男の子向けの媒体では、あんまり性欲を持たない男主人公が好まれます。
物語効果としての問題と、それ以前の表現上の制約の問題があるでしょう。
男の子向けのメディアの場合、性に関して、表現上の制約が厳しいというのがあります。
少女漫画なら許される描写でも、少年漫画だと許されない。
近年では男の子は18歳にならないと、エロ本を買えない。
(ただしインターネットがありますから、エロ本の必要はないでしょうが)。
女の子は性情報にたくさん触れても構わない。
さて、そのような表現上の制約からして、男主人公がやりまくる作品はそもそも描きづらいのですが、物語効果的にも、そういう作品は好ましくないと思われます。
女好きな男が主人公だと、普通の作品は成立しづらい。
(女の子向けの作品だと、主人公がいろんな相手と経験して……というのが物語になるらしいです)。
たとえば男の子向けの作品で、男主人公がイケメンでいろんな女の子と付き合うとなると、それはヒロインの相対化です。
記号として「美少女」が成り立たない。
「美少女」とは手が届かない憧れの存在です。
簡単に手が届いたら、どんなに可愛くても「美少女」ではないのです。
(男の子向けの作品では、男主人公をイケメンに描いても、恋愛に興味を持たなかったりするのが、「自然」なのです)。
フィクションでは、みんな可愛いわけです。漫画とかで全員の顔を可愛く描くのは簡単です。小説では特に容姿を描写しなくても、読者が頭の中で勝手に可愛い女の子をイメージしながら読みます。
つまり顔かたちはみんな可愛いのです。
そういう可愛さと、「ヒロインとしてキャラが立っている」こととはレベルが違うのです。

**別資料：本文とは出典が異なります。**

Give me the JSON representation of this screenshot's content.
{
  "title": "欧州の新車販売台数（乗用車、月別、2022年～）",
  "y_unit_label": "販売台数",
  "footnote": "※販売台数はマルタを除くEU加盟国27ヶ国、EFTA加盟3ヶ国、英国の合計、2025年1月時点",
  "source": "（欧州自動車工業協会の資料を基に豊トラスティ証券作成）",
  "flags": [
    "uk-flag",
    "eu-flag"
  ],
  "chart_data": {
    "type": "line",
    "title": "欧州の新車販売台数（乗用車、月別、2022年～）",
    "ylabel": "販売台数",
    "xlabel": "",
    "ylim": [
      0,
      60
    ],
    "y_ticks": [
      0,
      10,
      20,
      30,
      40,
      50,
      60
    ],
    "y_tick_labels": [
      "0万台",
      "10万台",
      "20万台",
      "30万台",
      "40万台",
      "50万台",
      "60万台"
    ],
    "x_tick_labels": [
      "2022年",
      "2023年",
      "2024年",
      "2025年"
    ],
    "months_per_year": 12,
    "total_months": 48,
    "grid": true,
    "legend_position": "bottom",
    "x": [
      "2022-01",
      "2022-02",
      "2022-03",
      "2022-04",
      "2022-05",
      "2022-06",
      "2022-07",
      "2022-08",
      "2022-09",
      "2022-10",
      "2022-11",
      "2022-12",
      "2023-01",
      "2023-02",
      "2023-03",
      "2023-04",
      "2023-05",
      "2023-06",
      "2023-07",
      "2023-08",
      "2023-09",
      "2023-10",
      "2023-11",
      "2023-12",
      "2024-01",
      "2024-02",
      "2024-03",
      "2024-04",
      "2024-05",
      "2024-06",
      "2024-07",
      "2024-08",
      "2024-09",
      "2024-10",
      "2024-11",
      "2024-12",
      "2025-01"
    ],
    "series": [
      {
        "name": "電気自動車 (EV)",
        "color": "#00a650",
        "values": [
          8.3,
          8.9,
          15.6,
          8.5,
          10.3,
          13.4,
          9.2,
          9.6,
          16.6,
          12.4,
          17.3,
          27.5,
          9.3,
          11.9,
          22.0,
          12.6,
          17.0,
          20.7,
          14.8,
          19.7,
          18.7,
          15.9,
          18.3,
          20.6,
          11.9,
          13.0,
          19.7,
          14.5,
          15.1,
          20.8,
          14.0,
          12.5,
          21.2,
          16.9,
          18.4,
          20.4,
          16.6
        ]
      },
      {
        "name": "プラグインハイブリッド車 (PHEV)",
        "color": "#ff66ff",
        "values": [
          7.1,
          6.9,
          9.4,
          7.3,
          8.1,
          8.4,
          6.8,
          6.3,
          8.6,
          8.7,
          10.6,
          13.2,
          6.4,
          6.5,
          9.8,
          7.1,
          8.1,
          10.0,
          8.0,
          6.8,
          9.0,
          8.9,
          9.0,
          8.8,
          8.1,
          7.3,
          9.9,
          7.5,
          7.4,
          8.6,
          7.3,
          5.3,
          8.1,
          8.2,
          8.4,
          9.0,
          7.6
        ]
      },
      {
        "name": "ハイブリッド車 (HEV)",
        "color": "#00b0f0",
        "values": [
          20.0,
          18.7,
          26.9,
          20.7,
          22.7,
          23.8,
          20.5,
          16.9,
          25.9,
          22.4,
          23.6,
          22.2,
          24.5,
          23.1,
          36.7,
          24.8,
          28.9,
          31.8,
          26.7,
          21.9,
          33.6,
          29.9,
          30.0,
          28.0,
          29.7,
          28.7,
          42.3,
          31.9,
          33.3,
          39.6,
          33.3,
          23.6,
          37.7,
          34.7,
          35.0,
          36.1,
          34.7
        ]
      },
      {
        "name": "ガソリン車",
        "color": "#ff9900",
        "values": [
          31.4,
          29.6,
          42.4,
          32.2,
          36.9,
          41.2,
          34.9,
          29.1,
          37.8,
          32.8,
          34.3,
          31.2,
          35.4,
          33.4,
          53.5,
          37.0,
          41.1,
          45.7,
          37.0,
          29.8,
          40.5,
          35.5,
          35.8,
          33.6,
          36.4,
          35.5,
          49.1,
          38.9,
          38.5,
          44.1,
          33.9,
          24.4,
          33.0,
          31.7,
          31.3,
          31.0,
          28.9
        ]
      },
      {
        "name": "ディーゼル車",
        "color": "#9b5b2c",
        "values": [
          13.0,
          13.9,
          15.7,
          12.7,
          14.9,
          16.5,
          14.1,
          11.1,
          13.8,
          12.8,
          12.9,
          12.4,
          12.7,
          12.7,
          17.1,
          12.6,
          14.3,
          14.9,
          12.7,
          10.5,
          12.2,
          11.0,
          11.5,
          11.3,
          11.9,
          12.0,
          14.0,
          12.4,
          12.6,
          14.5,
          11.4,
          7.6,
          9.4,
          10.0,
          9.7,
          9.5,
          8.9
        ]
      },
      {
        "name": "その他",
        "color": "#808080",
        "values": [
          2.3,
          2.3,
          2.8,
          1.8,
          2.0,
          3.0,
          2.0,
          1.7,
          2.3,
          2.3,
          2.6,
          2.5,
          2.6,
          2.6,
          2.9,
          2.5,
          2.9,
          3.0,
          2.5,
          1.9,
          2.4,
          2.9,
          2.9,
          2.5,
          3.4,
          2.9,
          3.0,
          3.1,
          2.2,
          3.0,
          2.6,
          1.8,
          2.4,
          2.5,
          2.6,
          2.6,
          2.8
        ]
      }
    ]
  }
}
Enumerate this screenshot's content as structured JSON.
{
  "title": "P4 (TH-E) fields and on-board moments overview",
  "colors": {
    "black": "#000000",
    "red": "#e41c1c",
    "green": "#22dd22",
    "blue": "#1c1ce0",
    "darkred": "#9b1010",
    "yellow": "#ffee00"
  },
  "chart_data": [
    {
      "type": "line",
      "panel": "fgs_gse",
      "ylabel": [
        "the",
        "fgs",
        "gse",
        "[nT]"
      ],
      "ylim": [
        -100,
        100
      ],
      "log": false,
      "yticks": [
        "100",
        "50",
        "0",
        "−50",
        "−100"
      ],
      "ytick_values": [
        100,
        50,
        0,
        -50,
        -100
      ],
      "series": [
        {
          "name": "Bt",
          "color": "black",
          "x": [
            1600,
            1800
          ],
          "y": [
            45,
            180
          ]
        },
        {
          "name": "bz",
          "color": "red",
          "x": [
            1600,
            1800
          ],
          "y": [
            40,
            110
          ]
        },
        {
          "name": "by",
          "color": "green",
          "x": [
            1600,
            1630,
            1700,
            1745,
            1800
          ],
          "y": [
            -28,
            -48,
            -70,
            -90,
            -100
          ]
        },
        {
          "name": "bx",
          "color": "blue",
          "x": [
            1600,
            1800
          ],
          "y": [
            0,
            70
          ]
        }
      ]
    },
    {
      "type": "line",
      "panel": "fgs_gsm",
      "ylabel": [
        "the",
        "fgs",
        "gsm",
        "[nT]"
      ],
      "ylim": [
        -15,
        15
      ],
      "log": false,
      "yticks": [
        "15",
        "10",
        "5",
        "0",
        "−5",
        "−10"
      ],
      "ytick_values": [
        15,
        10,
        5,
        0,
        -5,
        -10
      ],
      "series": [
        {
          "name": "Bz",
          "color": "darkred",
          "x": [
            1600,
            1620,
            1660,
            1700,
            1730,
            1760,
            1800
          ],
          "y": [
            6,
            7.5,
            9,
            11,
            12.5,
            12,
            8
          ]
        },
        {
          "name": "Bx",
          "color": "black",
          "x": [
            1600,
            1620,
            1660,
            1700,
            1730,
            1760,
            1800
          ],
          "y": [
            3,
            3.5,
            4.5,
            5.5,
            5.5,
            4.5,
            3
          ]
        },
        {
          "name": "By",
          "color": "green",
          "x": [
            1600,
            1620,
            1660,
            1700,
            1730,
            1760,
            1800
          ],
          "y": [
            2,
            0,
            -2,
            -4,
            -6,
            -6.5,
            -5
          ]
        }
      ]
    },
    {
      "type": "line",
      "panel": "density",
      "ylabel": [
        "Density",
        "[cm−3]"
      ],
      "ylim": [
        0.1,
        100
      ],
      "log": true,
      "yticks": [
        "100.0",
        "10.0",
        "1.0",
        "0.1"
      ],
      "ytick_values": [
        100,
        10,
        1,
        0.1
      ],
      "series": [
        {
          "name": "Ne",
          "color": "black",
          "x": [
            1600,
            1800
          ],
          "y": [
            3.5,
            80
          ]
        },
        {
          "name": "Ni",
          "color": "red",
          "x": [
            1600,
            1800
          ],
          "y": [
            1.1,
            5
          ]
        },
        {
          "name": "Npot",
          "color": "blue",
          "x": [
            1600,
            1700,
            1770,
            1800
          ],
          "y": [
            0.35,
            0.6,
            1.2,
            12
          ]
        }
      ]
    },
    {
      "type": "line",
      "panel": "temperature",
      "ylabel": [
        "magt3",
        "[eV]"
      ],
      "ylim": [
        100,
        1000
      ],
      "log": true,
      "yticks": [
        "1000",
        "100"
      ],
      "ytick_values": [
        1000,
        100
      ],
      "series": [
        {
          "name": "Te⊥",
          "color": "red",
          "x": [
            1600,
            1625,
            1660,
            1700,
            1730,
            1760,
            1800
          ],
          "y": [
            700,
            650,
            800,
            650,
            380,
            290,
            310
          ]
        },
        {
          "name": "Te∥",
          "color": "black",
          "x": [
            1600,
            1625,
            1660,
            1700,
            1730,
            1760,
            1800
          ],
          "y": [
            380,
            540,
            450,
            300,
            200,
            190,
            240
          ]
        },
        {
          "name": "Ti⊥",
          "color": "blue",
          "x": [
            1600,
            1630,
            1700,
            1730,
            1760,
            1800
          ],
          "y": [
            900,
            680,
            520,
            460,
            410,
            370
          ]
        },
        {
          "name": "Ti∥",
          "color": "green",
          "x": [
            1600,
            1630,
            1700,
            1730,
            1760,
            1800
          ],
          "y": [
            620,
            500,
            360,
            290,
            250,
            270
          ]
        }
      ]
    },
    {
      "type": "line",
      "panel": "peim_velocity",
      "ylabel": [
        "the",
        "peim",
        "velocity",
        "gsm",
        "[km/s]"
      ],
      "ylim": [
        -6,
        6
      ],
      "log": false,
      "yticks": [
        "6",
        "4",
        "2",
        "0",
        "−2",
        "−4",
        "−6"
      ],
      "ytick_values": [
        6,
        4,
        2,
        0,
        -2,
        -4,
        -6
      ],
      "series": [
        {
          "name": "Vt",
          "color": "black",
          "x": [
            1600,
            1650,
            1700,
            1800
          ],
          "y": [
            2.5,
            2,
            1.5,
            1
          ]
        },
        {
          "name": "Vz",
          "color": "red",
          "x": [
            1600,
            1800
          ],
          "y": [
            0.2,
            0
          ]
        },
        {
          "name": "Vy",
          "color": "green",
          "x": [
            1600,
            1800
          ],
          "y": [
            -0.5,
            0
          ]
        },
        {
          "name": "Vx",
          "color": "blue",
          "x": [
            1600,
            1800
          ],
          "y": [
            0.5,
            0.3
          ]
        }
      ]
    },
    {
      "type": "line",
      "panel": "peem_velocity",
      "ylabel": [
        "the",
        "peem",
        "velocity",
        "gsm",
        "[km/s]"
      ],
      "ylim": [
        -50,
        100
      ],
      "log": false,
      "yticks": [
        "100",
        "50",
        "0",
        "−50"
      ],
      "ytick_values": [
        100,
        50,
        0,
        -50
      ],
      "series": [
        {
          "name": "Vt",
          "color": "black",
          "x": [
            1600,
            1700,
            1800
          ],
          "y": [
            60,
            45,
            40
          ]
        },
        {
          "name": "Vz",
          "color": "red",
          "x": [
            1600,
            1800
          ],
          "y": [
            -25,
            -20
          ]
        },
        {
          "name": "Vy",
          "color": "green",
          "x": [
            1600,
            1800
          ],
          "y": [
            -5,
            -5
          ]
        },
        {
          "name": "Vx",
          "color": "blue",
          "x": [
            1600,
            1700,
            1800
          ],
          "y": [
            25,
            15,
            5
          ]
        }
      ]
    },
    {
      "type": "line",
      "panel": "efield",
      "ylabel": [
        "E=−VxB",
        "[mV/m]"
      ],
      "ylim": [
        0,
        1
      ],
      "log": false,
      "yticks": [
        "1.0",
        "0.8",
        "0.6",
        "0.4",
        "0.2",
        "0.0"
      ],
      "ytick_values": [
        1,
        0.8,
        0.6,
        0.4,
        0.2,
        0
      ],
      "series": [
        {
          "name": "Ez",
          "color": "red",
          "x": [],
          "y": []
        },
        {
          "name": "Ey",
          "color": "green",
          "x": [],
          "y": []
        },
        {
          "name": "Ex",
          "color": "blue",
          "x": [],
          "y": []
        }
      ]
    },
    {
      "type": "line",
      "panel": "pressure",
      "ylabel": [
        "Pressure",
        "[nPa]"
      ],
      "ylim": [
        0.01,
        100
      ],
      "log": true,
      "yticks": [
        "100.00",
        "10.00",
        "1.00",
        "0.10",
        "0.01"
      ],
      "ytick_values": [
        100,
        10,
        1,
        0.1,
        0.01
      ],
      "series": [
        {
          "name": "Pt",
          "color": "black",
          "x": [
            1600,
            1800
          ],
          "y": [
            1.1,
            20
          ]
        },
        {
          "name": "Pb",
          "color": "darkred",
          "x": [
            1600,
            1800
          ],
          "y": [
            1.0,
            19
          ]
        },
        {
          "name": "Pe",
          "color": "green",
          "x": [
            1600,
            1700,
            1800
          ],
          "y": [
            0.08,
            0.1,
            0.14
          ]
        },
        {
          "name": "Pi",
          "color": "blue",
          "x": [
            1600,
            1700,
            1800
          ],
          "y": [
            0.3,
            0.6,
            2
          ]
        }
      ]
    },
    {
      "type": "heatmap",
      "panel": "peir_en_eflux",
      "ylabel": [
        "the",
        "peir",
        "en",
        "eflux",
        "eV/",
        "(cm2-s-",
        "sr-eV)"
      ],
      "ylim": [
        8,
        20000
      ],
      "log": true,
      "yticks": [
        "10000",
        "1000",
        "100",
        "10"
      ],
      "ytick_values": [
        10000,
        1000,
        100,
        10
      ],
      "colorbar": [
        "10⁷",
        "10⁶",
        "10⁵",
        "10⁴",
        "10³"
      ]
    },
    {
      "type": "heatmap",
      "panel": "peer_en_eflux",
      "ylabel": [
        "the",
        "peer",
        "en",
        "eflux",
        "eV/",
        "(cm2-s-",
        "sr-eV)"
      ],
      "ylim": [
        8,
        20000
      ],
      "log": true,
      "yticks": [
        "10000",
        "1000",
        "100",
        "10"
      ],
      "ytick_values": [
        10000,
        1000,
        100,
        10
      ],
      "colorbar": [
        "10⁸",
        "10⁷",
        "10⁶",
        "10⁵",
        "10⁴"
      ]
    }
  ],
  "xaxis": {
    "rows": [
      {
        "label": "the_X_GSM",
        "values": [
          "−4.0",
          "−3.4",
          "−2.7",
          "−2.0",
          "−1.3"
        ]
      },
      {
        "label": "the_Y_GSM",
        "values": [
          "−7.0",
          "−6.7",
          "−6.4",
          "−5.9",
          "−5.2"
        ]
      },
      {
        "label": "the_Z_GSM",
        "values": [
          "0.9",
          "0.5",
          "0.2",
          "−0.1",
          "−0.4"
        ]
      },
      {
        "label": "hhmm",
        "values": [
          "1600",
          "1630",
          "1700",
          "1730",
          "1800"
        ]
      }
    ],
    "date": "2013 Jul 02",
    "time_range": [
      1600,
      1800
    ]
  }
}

(ともかくヒロインは、手が届かない存在というポジションにしないとダメなのです)。
またヒロインを立てることを目的としない作品(男主人公が活躍する少年誌的な作品)でも、恋愛をしない主人公の方がいいのです。
ジャンプやマガジン系の漫画では多くがそうでしょう。
ヤングマガジンの「頭文字D」で恋愛の場面を描くことは読者から不評だったようです。
作者は、恋愛を描くのが必要だと思って、不評ながらも敢えて描いていたようです。
これは作者のミステイクだったと思います。
「頭文字D」の恋愛の場面は漫画のお約束を破った。
恋愛の要素は割愛するのがお約束なのに、普通のドラマみたいなことをやってしまった。
(「頭文字D」はヤンマガの作品ながらも、少年誌っぽい作品でしたからね。そのあたりのズレもあったんでしょう)。
たとえば「スラムダンク」で登場人物の恋愛エピソードが描かれたらどうですか?
仙道が恋愛する場面とかが描かれたら、男読者は違和感を持つし、女読者は怨嗟の叫びを挙げていたでしょう。
仙道が恋愛しないのは、少年ジャンプとして、極めて「自然」なのです。
(ちなみにエロゲーでも恋愛ノベルゲームの系統の主人公はストイックに描かれることが多いです。5人のヒロインがいて、それぞれのルートでやるとしても、それは平行世界での独立した出来事なわけです。ひとつのルートで五人というのは、普通はありません)。